Adding text extractors

Edit online

You can add a text extractor in an agentic workflow to extract text from a document. A text extractor eliminates the need for manual data entries when an agentic workflow runs, thus reducing the document processing time. You can extract text from documents and provide them as inputs to downstream nodes in an agentic workflow such as to logic blocks for formatting, generative prompts for analyzing keywords, and other activities.

Note: The text extractor accepts Microsoft Excel (.xlsx) files as input only to extract text content. You cannot use these files for key value pair (KVP) extraction. The system supports only the Microsoft .xlsx format and does not accept the older .xls format.

Also, other workflow nodes, such as document extractor and document classifier, do not support .xlsx files.

When you configure a text extractor to extract semantic key value pairs (KVP) from documents, you can choose a model from the list of available models. You can also add your own custom model through AI Gateway. For more information, see Adding custom AI models.

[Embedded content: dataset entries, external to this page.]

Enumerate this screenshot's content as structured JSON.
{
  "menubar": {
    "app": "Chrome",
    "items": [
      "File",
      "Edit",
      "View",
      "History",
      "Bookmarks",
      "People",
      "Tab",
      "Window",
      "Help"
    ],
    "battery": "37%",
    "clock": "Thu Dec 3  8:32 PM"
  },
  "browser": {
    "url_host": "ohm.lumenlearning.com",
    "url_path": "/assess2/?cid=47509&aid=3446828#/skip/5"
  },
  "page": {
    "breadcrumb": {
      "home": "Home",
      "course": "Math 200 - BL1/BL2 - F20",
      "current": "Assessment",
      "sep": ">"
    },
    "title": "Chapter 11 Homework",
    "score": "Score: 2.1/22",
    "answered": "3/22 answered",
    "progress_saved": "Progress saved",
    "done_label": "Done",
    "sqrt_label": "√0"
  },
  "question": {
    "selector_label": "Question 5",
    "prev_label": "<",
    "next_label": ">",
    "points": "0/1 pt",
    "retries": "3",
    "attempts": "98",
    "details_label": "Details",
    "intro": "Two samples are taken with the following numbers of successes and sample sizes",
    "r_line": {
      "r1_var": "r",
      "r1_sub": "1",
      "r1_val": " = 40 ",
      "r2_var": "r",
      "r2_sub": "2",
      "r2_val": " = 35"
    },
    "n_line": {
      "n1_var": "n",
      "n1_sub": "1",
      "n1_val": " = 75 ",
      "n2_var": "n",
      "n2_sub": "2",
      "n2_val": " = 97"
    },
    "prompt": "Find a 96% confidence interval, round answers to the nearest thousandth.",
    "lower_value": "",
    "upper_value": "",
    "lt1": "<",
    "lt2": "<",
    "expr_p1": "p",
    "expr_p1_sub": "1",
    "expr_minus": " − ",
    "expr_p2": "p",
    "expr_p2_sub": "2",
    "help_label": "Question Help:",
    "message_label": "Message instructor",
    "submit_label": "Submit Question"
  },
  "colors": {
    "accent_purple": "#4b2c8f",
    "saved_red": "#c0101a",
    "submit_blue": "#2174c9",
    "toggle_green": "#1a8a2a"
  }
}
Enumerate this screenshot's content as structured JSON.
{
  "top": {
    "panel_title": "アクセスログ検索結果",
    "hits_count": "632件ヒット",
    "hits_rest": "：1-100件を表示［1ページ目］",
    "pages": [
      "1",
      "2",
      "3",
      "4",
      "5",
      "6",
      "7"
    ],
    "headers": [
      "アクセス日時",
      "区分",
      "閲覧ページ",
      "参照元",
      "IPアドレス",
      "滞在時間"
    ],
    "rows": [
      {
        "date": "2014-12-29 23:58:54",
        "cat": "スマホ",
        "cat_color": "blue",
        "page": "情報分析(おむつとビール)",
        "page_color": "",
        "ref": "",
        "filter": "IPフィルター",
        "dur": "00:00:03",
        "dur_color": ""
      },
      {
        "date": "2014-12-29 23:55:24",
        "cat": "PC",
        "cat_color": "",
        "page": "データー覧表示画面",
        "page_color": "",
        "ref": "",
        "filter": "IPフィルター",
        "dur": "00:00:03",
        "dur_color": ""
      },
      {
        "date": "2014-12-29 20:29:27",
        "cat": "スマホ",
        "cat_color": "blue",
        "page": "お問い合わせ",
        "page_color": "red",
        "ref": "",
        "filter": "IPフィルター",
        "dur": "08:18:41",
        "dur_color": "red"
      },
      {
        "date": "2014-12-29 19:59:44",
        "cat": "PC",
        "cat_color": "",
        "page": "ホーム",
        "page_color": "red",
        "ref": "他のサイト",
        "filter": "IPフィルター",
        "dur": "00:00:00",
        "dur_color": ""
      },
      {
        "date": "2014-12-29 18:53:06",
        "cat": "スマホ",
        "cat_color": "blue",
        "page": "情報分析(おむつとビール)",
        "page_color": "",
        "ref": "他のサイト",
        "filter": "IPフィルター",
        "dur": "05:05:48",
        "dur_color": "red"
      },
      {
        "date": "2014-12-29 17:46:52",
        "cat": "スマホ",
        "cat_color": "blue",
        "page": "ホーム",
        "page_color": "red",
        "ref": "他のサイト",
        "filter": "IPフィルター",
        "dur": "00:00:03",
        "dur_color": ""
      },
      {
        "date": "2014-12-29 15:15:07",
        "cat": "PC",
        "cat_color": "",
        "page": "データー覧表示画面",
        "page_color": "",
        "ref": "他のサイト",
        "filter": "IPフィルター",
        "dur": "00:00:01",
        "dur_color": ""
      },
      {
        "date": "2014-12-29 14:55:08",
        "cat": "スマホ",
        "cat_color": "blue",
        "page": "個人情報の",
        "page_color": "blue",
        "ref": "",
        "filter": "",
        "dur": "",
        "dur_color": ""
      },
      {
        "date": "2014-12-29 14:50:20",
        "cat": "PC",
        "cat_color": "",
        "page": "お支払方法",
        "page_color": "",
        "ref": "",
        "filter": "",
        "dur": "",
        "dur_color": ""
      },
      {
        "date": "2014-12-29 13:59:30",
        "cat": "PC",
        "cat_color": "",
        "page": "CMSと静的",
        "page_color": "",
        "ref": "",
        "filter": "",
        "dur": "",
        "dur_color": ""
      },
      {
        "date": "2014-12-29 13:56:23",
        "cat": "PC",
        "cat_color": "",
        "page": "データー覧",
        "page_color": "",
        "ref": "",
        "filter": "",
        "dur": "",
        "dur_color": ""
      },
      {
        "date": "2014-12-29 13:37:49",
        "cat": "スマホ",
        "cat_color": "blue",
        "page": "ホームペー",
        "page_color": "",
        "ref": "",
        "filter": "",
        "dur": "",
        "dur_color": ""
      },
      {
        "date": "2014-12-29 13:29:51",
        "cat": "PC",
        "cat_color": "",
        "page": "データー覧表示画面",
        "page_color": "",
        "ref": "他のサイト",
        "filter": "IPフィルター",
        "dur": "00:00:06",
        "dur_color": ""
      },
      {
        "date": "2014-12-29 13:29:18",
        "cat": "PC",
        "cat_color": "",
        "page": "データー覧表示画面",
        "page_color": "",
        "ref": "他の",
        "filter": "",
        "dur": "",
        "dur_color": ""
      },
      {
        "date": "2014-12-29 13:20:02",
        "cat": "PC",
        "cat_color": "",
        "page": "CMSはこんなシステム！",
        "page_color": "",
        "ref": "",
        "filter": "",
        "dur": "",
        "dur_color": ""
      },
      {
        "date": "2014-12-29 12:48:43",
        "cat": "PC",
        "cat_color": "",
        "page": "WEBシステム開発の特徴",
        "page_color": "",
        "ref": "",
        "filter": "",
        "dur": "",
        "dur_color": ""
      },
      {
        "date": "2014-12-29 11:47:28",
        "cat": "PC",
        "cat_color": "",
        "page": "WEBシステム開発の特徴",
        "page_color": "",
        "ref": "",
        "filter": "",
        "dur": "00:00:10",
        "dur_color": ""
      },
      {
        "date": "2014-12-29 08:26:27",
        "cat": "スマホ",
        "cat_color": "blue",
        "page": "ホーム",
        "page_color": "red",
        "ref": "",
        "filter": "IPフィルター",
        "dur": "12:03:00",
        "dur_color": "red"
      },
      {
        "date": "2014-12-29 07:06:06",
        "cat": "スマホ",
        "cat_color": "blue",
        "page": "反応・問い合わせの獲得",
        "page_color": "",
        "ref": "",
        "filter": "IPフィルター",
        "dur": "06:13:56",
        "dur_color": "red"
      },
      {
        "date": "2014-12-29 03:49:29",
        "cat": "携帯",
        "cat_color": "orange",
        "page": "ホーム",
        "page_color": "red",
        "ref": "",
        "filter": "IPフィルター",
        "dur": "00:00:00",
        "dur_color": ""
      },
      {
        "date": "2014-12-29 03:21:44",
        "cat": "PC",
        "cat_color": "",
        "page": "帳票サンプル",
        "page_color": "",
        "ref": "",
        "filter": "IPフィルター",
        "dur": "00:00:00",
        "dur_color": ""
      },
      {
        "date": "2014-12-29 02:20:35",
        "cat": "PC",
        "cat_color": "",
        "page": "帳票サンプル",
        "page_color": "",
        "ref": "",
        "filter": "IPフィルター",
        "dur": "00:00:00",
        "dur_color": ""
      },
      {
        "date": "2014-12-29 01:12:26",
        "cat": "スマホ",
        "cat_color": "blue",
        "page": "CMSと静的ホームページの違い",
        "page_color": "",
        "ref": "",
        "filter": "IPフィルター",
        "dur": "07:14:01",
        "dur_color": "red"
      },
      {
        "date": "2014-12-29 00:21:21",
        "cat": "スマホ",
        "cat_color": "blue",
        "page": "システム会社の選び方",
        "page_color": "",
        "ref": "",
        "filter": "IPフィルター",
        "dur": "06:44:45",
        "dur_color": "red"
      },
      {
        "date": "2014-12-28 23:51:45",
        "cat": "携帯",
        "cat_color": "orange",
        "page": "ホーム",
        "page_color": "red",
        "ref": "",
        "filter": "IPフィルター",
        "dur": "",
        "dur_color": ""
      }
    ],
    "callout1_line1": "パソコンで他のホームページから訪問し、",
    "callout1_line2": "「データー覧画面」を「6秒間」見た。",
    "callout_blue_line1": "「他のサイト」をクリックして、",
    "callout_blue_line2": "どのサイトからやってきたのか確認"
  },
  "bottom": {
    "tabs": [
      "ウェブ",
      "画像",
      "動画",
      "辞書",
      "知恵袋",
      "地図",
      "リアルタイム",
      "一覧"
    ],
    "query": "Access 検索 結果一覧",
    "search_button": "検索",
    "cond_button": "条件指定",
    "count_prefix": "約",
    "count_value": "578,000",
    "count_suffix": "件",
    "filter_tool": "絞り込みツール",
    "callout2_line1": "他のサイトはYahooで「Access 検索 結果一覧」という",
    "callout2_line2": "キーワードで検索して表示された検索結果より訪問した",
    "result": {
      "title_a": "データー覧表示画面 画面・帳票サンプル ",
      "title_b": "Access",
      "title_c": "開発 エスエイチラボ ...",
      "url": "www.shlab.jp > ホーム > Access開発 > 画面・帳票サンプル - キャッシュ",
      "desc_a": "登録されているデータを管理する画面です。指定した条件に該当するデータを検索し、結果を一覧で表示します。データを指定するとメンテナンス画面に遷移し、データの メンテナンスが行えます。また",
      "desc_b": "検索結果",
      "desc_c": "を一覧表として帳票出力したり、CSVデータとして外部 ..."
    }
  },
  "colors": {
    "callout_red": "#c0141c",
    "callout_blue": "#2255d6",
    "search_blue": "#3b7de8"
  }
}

An example use case is an agentic workflow that uses a text extractor node to analyze feedback in a document. When the agentic workflow runs in a chat, the agent can prompt the user to upload the document. The agentic workflow then extracts text from the document and the other nodes can process the extracted text to generate the expected output such as key points or summary.

To add a text extractor to an agentic workflow:

Open the agentic workflow in the workflow builder.
Click the Add flow items icon .
Select the Flow nodes tab.
Drag Text extractor to the agentic workflow.
Select the required properties:
- Detect handwriting: Extract handwritten notes from uploaded files.
- Keep document layout: Preserve the original formatting of the document.
- Enable text hints: Improve recognition using contextual hints.
- Output as object: Choose how the output variable is formatted:
  - Disabled: The extractor produces an output variable called document_ref, which is the URL to the file containing the extracted text and key‑value pairs.
  - Enabled: The extractor produces an output variable called text, which is a JSON string object containing the entire extraction result, including plain text and document structure metadata.
  After you choose how the output is formatted, you can use the output variable for mapping data, see Mapping data.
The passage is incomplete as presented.